Temps de lecture : 3 minutes

TORONTO – À la veille d’une journée de grève générale dans les écoles francophones de l’Ontario, le ministre de l’Éducation, Stephen Lecce, a martelé ses messages habituels et gardé le cap sur ses réformes. Les syndicats annoncent, eux, qu’ils débrayeront ensemble le 21 février, en plus de la grève générale dans les écoles francophones, jeudi.

Alors que la colère grondait dans les rues avoisinant le Château Fairmont, le ministre de l’Éducation de l’Ontario a martelé qu’il ne comptait pas reculer sur ses réformes en éducation.

« Il est temps qu’on ait une entente et que les élèves soient en classe », a-t-il lancé devant des leaders économiques et sociaux du Club canadien de Toronto. Certains représentants des syndicats n’ont pas hésité à lui faire comprendre qu’ils n’étaient pas du même avis, en lui répondant bruyamment.

Crédit image : Étienne Fortin-Gauthier

Quelques instants avant le début de son allocution, les quatre syndicats d’enseignants avaient annoncé que le vendredi 21 février, 200 000 enseignants allaient bouder les classes pour manifester. Deux millions d’étudiants seront touchés et devront trouver une alternative à l’école.

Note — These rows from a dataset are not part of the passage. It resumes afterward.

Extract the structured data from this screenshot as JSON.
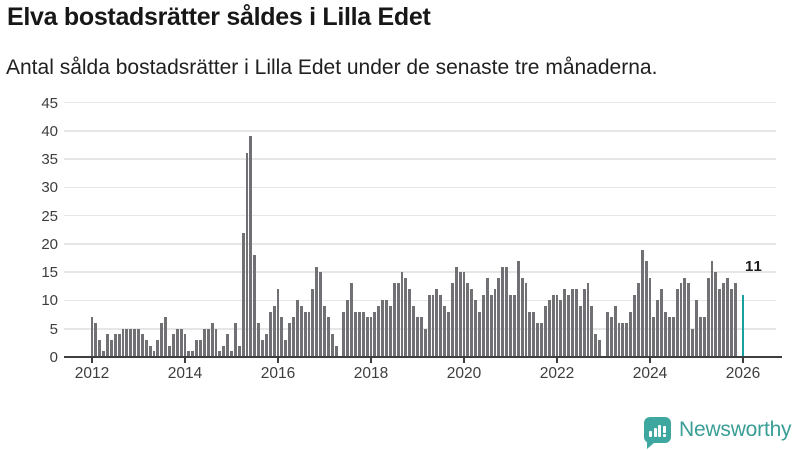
{
  "title": "Elva bostadsrätter såldes i Lilla Edet",
  "subtitle": "Antal sålda bostadsrätter i Lilla Edet under de senaste tre månaderna.",
  "annotation": {
    "label": "11"
  },
  "branding": {
    "name": "Newsworthy",
    "icon": "bar-chart-bubble-icon"
  },
  "colors": {
    "bar": "#707075",
    "highlight": "#189f9f",
    "axis": "#3e3e3e",
    "grid": "#e6e6e6",
    "logo_teal": "#3ea79f"
  },
  "chart_data": {
    "type": "bar",
    "title": "Elva bostadsrätter såldes i Lilla Edet",
    "subtitle": "Antal sålda bostadsrätter i Lilla Edet under de senaste tre månaderna.",
    "frequency": "monthly",
    "start": "2012-01",
    "end": "2026-01",
    "ylim": [
      0,
      45
    ],
    "y_ticks": [
      0,
      5,
      10,
      15,
      20,
      25,
      30,
      35,
      40,
      45
    ],
    "x_tick_years": [
      2012,
      2014,
      2016,
      2018,
      2020,
      2022,
      2024,
      2026
    ],
    "grid": true,
    "legend": "none",
    "highlight_last_value": 11,
    "values": [
      7,
      6,
      3,
      1,
      4,
      3,
      4,
      4,
      5,
      5,
      5,
      5,
      5,
      4,
      3,
      2,
      1,
      3,
      6,
      7,
      2,
      4,
      5,
      5,
      4,
      1,
      1,
      3,
      3,
      5,
      5,
      6,
      5,
      1,
      2,
      4,
      1,
      6,
      2,
      22,
      36,
      39,
      18,
      6,
      3,
      4,
      8,
      9,
      12,
      7,
      3,
      6,
      7,
      10,
      9,
      8,
      8,
      12,
      16,
      15,
      9,
      7,
      4,
      2,
      0,
      8,
      10,
      13,
      8,
      8,
      8,
      7,
      7,
      8,
      9,
      10,
      10,
      9,
      13,
      13,
      15,
      14,
      12,
      9,
      7,
      7,
      5,
      11,
      11,
      12,
      11,
      9,
      8,
      13,
      16,
      15,
      15,
      13,
      12,
      10,
      8,
      11,
      14,
      11,
      12,
      14,
      16,
      16,
      11,
      11,
      17,
      14,
      13,
      8,
      8,
      6,
      6,
      9,
      10,
      11,
      11,
      10,
      12,
      11,
      12,
      12,
      9,
      12,
      13,
      9,
      4,
      3,
      0,
      8,
      7,
      9,
      6,
      6,
      6,
      8,
      11,
      13,
      19,
      17,
      14,
      7,
      10,
      12,
      8,
      7,
      7,
      12,
      13,
      14,
      13,
      5,
      10,
      7,
      7,
      14,
      17,
      15,
      12,
      13,
      14,
      12,
      13,
      0,
      11
    ]
  }
}
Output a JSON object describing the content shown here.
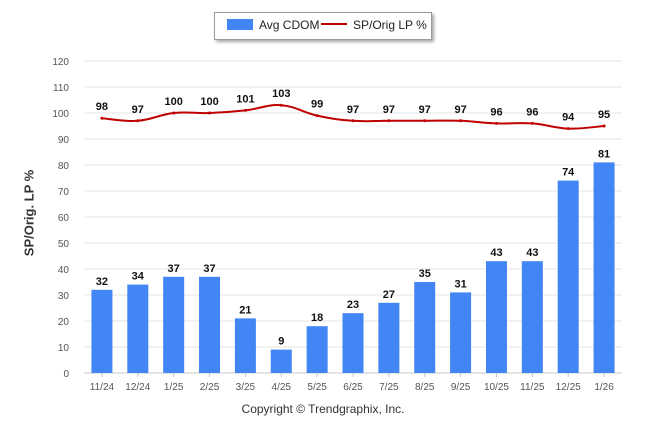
{
  "chart_data": {
    "type": "bar",
    "categories": [
      "11/24",
      "12/24",
      "1/25",
      "2/25",
      "3/25",
      "4/25",
      "5/25",
      "6/25",
      "7/25",
      "8/25",
      "9/25",
      "10/25",
      "11/25",
      "12/25",
      "1/26"
    ],
    "series": [
      {
        "name": "Avg CDOM",
        "type": "bar",
        "color": "#4285F4",
        "values": [
          32,
          34,
          37,
          37,
          21,
          9,
          18,
          23,
          27,
          35,
          31,
          43,
          43,
          74,
          81
        ]
      },
      {
        "name": "SP/Orig LP %",
        "type": "line",
        "color": "#c00000",
        "values": [
          98,
          97,
          100,
          100,
          101,
          103,
          99,
          97,
          97,
          97,
          97,
          96,
          96,
          94,
          95
        ]
      }
    ],
    "ylabel": "SP/Orig. LP %",
    "ylim": [
      0,
      120
    ],
    "yticks": [
      0,
      10,
      20,
      30,
      40,
      50,
      60,
      70,
      80,
      90,
      100,
      110,
      120
    ],
    "grid": true,
    "legend_position": "top-center"
  },
  "footer": {
    "copyright": "Copyright © Trendgraphix, Inc."
  }
}
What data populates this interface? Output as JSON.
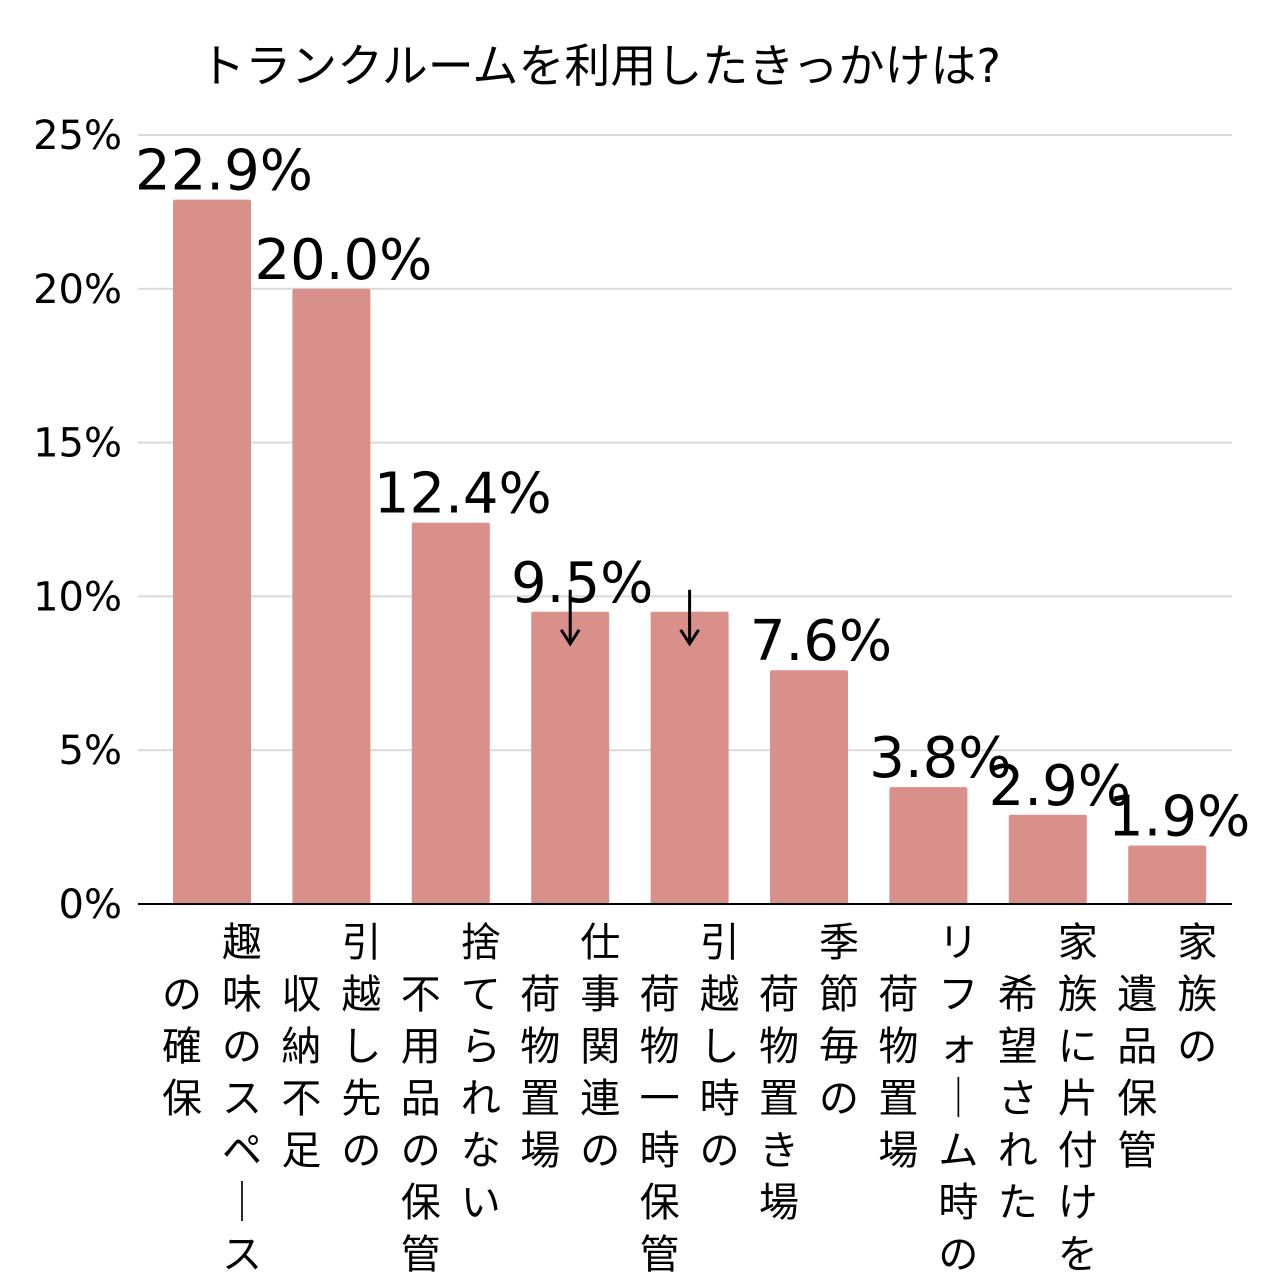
{
  "chart_data": {
    "type": "bar",
    "title": "トランクルームを利用したきっかけは?",
    "xlabel": "",
    "ylabel": "",
    "ylim": [
      0,
      25
    ],
    "y_ticks": [
      0,
      5,
      10,
      15,
      20,
      25
    ],
    "y_tick_labels": [
      "0%",
      "5%",
      "10%",
      "15%",
      "20%",
      "25%"
    ],
    "grid": true,
    "bar_color": "#d9908b",
    "categories": [
      "趣味のスペースの確保",
      "引越し先の収納不足",
      "捨てられない不用品の保管",
      "仕事関連の荷物置場",
      "引越し時の荷物一時保管",
      "季節毎の荷物置き場",
      "リフォーム時の荷物置場",
      "家族に片付けを希望された",
      "家族の遺品保管"
    ],
    "category_columns": [
      [
        {
          "text": "趣味のスペース",
          "start_row": 0
        },
        {
          "text": "の確保",
          "start_row": 1
        }
      ],
      [
        {
          "text": "引越し先の",
          "start_row": 0
        },
        {
          "text": "収納不足",
          "start_row": 1
        }
      ],
      [
        {
          "text": "捨てられない",
          "start_row": 0
        },
        {
          "text": "不用品の保管",
          "start_row": 1
        }
      ],
      [
        {
          "text": "仕事関連の",
          "start_row": 0
        },
        {
          "text": "荷物置場",
          "start_row": 1
        }
      ],
      [
        {
          "text": "引越し時の",
          "start_row": 0
        },
        {
          "text": "荷物一時保管",
          "start_row": 1
        }
      ],
      [
        {
          "text": "季節毎の",
          "start_row": 0
        },
        {
          "text": "荷物置き場",
          "start_row": 1
        }
      ],
      [
        {
          "text": "リフォーム時の",
          "start_row": 0
        },
        {
          "text": "荷物置場",
          "start_row": 1
        }
      ],
      [
        {
          "text": "家族に片付けを",
          "start_row": 0
        },
        {
          "text": "希望された",
          "start_row": 1
        }
      ],
      [
        {
          "text": "家族の",
          "start_row": 0
        },
        {
          "text": "遺品保管",
          "start_row": 1
        }
      ]
    ],
    "values": [
      22.9,
      20.0,
      12.4,
      9.5,
      9.5,
      7.6,
      3.8,
      2.9,
      1.9
    ],
    "data_labels": [
      "22.9%",
      "20.0%",
      "12.4%",
      "9.5%",
      "",
      "7.6%",
      "3.8%",
      "2.9%",
      "1.9%"
    ],
    "arrow_bars": [
      3,
      4
    ]
  }
}
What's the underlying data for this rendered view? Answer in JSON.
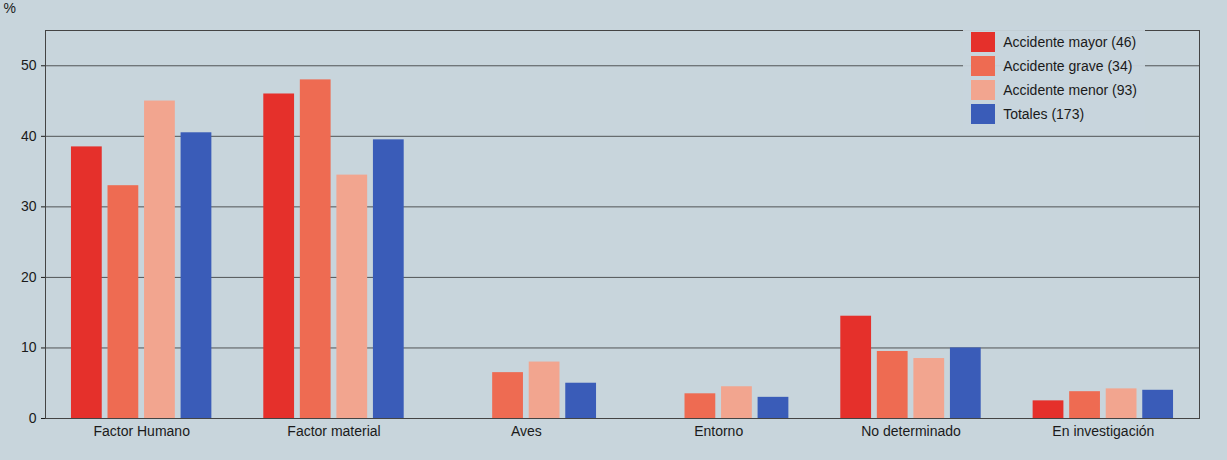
{
  "chart_data": {
    "type": "bar",
    "y_label": "%",
    "categories": [
      "Factor Humano",
      "Factor material",
      "Aves",
      "Entorno",
      "No determinado",
      "En investigación"
    ],
    "series": [
      {
        "name": "Accidente mayor (46)",
        "color": "#e5302b",
        "values": [
          38.5,
          46,
          0,
          0,
          14.5,
          2.5
        ]
      },
      {
        "name": "Accidente grave (34)",
        "color": "#ee6b52",
        "values": [
          33,
          48,
          6.5,
          3.5,
          9.5,
          3.8
        ]
      },
      {
        "name": "Accidente menor (93)",
        "color": "#f2a58f",
        "values": [
          45,
          34.5,
          8,
          4.5,
          8.5,
          4.2
        ]
      },
      {
        "name": "Totales (173)",
        "color": "#3a5cb8",
        "values": [
          40.5,
          39.5,
          5,
          3,
          10,
          4
        ]
      }
    ],
    "ylim": [
      0,
      55
    ],
    "yticks": [
      0,
      10,
      20,
      30,
      40,
      50
    ],
    "grid": true,
    "legend": "top-right"
  }
}
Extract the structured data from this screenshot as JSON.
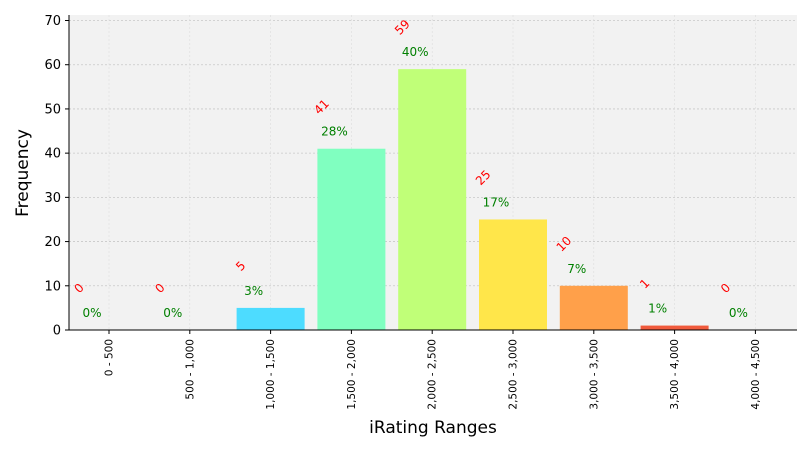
{
  "chart_data": {
    "type": "bar",
    "xlabel": "iRating Ranges",
    "ylabel": "Frequency",
    "ylim": [
      0,
      70
    ],
    "yticks": [
      0,
      10,
      20,
      30,
      40,
      50,
      60,
      70
    ],
    "grid": true,
    "categories": [
      "0 - 500",
      "500 - 1,000",
      "1,000 - 1,500",
      "1,500 - 2,000",
      "2,000 - 2,500",
      "2,500 - 3,000",
      "3,000 - 3,500",
      "3,500 - 4,000",
      "4,000 - 4,500"
    ],
    "values": [
      0,
      0,
      5,
      41,
      59,
      25,
      10,
      1,
      0
    ],
    "count_labels": [
      "0",
      "0",
      "5",
      "41",
      "59",
      "25",
      "10",
      "1",
      "0"
    ],
    "percent_labels": [
      "0%",
      "0%",
      "3%",
      "28%",
      "40%",
      "17%",
      "7%",
      "1%",
      "0%"
    ],
    "colors": [
      "#5050f0",
      "#40a0ff",
      "#4ddcff",
      "#80ffc0",
      "#c0ff78",
      "#ffe64a",
      "#ffa04a",
      "#f05a3c",
      "#a01010"
    ],
    "count_label_color": "#ff0000",
    "percent_label_color": "#008000",
    "plot_background": "#f2f2f2"
  }
}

« Le fait que j’ai entendu que les syndicats aillent décider de monter la pression d’un cran la semaine prochaine… je crois que c’est irresponsable », a réagi le ministre Lecce.

« Il y a des forces opposées à tout changement », a-t-il dit, soutenant que le milieu de l’éducation devait accepter des modifications afin que les cours reflètent davantage les besoins du milieu du travail.

Crédit image : Étienne Fortin-Gauthier

Les enseignants exigent des augmentations de salaires supérieures à 1 %, seuil maximum imposé par le gouvernement Ford. Les syndicats d’enseignants dénoncent aussi l’accroissement de la taille des classes et l’imposition de cours virtuels pour les élèves du secondaire.

Appel à la mobilisation franco-ontarienne, jeudi

Rémi Sabourin, président de l’Association des enseignantes et enseignants franco-ontariens (AEFO), a écouté la présentation du ministre. Au terme de l’exercice, il s’est présenté à la presse exaspéré.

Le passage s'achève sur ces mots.